62 villes sans bidonvilles : le pari de l’habitat digne progresse


Rédigé par Lycha Jaimssy MBELE le Mardi 14 Avril 2026

Entre avancées sociales concrètes et réorientation stratégique, la politique de l’habitat franchit un cap. À la Chambre des représentants, le gouvernement a dressé un bilan marqué par la montée en puissance de l’aide directe au logement et des progrès notables dans la résorption de l’habitat insalubre.

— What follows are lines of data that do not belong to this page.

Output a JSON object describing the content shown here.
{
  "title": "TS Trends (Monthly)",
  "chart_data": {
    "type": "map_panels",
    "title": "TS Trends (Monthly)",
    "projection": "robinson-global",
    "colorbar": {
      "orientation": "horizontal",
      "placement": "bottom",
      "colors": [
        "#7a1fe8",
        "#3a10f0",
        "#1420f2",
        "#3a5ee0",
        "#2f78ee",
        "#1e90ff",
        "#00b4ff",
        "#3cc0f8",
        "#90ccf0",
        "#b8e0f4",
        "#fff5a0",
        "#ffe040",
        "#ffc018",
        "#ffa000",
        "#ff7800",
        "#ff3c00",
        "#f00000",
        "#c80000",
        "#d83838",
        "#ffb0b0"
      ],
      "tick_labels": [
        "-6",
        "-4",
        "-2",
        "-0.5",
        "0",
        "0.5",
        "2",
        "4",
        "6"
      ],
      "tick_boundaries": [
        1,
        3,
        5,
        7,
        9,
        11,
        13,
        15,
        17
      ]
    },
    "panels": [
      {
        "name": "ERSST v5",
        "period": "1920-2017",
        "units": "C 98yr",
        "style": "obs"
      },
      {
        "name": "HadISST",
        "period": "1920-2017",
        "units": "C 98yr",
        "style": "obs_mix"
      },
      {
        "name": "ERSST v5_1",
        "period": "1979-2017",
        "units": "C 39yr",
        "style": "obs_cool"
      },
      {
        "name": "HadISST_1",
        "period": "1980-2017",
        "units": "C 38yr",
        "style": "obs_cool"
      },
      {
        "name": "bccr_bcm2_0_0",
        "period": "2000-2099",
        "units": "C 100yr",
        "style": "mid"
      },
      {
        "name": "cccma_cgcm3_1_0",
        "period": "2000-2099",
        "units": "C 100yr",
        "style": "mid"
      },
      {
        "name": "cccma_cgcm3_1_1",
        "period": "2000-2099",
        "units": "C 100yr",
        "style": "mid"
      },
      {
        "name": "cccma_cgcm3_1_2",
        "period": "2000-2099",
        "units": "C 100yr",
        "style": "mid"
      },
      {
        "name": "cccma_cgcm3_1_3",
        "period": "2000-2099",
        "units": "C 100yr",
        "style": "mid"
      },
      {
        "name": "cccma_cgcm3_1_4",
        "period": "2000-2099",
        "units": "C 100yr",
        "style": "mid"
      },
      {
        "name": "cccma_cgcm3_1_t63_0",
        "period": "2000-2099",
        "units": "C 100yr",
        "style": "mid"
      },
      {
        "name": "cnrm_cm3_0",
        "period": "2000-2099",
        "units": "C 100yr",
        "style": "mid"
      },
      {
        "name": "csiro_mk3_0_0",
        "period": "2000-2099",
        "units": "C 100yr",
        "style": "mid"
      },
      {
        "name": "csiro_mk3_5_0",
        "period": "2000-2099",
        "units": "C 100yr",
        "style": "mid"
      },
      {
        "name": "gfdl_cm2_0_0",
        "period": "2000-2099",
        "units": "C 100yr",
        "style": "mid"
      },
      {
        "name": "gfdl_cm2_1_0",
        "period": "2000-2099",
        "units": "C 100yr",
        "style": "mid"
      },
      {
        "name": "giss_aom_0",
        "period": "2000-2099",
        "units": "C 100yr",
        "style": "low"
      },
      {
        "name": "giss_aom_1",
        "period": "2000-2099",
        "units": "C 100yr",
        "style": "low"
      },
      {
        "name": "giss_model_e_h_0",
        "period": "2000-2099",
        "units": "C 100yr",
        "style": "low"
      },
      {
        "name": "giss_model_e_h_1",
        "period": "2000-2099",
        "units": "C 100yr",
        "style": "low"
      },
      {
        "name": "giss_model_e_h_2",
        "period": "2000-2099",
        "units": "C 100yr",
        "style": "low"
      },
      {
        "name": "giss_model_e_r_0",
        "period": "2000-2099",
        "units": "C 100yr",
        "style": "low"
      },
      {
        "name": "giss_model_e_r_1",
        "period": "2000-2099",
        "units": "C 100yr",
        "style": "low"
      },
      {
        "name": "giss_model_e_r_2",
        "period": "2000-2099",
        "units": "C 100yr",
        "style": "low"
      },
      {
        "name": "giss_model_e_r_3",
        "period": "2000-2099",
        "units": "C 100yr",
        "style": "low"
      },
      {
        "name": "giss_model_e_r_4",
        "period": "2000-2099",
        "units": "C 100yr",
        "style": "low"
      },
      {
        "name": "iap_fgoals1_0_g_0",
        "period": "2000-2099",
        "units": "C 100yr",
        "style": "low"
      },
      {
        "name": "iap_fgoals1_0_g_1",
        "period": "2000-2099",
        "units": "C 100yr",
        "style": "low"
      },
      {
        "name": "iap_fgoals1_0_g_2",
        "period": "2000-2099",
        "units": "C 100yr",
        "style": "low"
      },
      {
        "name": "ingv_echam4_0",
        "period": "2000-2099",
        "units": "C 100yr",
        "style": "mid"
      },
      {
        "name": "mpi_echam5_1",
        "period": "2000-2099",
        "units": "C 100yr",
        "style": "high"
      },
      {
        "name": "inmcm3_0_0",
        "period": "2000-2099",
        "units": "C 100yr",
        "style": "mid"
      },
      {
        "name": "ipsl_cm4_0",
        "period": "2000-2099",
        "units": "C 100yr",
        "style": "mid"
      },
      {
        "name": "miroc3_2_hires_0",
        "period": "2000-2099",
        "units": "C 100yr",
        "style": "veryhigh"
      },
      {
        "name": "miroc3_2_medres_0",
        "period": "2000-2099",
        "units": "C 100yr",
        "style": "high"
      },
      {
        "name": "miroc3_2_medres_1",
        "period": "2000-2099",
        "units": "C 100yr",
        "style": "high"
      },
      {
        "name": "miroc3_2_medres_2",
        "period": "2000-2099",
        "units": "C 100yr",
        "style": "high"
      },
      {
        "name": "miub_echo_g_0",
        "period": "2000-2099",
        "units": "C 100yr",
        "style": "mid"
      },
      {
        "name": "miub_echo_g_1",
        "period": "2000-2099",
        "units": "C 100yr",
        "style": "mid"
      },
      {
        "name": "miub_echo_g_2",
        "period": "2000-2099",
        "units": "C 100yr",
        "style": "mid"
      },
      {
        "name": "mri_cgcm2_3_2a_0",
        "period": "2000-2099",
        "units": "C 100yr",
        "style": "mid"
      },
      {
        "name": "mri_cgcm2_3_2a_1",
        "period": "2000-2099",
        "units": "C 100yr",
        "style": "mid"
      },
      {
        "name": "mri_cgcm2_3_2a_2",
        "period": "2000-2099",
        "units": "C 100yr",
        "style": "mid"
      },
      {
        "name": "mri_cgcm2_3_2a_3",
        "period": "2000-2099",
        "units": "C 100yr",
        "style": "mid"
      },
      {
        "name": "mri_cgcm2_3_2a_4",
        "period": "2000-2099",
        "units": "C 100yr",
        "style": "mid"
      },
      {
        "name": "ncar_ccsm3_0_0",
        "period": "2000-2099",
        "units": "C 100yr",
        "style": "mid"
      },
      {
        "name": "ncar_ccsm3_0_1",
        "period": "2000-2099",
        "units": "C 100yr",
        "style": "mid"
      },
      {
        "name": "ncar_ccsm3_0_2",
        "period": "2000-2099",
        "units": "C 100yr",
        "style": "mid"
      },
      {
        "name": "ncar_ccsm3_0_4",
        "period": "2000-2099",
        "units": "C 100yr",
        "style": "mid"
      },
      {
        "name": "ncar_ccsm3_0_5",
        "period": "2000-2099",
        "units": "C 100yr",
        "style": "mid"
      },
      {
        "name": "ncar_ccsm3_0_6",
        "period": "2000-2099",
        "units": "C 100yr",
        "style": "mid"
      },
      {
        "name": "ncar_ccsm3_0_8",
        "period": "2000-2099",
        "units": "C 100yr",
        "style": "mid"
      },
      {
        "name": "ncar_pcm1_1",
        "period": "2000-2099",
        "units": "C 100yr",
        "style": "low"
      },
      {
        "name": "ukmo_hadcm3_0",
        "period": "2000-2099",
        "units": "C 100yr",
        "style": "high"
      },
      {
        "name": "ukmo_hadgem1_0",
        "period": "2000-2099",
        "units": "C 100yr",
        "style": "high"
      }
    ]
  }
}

Aujourd’hui, 62 villes sont officiellement déclarées sans bidonvilles. Un seuil symbolique, mais surtout révélateur d’un chantier de longue haleine engagé depuis deux décennies. Devant les députés, le secrétaire d’État chargé de l’Habitat, Adib Benbrahim, a rappelé que le programme « Villes sans bidonvilles » a concerné 496.000 ménages à fin septembre 2025, contre 270.000 à son lancement en 2004. Parmi eux, 370.000 ont vu leur situation régularisée.
 

Derrière ces chiffres, il y a des quartiers transformés, des familles relogées, des trajectoires de vie qui basculent. Dans plusieurs villes, l’éradication des bidonvilles ne relève plus du discours politique, mais d’une réalité visible. Pour autant, le chantier reste ouvert. Certaines zones continuent de résister, freinées par des contraintes foncières, sociales ou financières.
 

En parallèle, un autre levier gagne en importance : l’aide directe au logement. Dans sa nouvelle formule, ce dispositif a déjà bénéficié à 96.948 personnes, sur environ 200.000 demandes enregistrées. Un engouement qui ne surprend qu’à moitié. « Le besoin est structurel », glisse un acteur du secteur, évoquant une demande soutenue, notamment chez les primo-accédants.
 

Le changement majeur réside dans la méthode. L’État a fait le choix de verser l’aide directement aux citoyens, rompant avec l’ancien modèle centré sur les promoteurs immobiliers. Objectif affiché : plus de transparence, mais aussi une meilleure efficacité dans l’allocation des ressources publiques. Une approche qui, sur le papier, redonne de la marge de manœuvre aux ménages, même si sa mise en œuvre sera scrutée de près dans les mois à venir.
 

Autre priorité, moins visible mais tout aussi urgente : la lutte contre les bâtiments menaçant ruine. Le gouvernement indique avoir traité 16.466 habitations durant son mandat, au profit de près de 31.957 ménages. Un effort soutenu par le renforcement de l’Agence nationale dédiée à la rénovation urbaine, qui a permis d’accélérer les opérations de recensement et d’expertise.
 

Au fond, ces différents chantiers racontent une même ambition : rendre la ville plus digne, plus sûre, plus inclusive. Mais ils posent aussi une question centrale : celle de la durabilité des politiques engagées. Car si les résultats sont là, les attentes restent immenses, portées par une jeunesse urbaine en quête de stabilité et d’opportunités.


Le cap est posé, les indicateurs progressent. Reste désormais à transformer l’essai. Car en matière d’habitat, ce ne sont pas seulement des logements que l’on construit, mais aussi une promesse sociale que l’État se doit de tenir.